Além da denúncia principal, o ex-vereador levanta a hipótese de uma conspiração maior orquestrada para destruí-lo. Ele afirma que outras pessoas já teriam procurado a polícia, o Ministério Público e o Judiciário para alterar os depoimentos prestados anteriormente, alegando terem sido pressionadas por “máfias” para forjar provas criminais contra ele.
O que diz a Justiça e o contexto do caso
O escândalo envolvendo Gabriel Monteiro ganhou repercussão nacional no ano de 2022, resultando na cassação de seu mandato na Câmara Municipal do Rio de Janeiro por quebra de decoro parlamentar, em meio a uma série de denúncias de assédio, abuso sexual e exploração.
Apesar do tom definitivo e da carga emocional do desabafo de Monteiro, é fundamental pontuar a realidade do cenário jurídico. Até o momento, não há nenhuma confirmação oficial, pública ou detalhada por parte do Poder Judiciário ou do Ministério Público a respeito da homologação do acordo citado pelo ex-vereador ou sobre a confissão da denunciante.
Especialistas em direito penal esclarecem que o sistema judiciário segue ritos rigorosos. Em casos que envolvem crimes graves e de ação penal pública incondicionada (como o estupro), as investigações e os processos não são automaticamente encerrados apenas pela vontade ou retratação da suposta vítima. O Ministério Público pode dar prosseguimento ao caso, cabendo aos juízes a decisão final com base na totalidade das provas apresentadas.

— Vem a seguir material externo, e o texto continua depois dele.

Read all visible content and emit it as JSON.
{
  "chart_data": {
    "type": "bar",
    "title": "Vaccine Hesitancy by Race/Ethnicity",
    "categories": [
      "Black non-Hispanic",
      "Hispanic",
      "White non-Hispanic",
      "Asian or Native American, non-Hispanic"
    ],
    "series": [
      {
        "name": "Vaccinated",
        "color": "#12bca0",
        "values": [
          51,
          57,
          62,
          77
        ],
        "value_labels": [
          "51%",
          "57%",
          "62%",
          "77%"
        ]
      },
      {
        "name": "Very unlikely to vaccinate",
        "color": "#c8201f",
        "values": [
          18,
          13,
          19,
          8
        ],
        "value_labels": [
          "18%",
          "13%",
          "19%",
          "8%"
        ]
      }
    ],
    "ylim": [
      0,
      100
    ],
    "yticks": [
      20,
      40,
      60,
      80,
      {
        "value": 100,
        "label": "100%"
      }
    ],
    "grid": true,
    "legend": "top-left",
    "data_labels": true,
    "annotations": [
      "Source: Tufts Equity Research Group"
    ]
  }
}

Os próximos desdobramentos nos tribunais serão decisivos para confirmar se o relato de Monteiro se converterá em sua absolvição oficial. Enquanto isso, o vídeo continua ganhando tração, reabrindo o debate público sobre a presunção de inocência, o impacto devastador de denúncias no Brasil e a responsabilidade das instituições na apuração da verdade.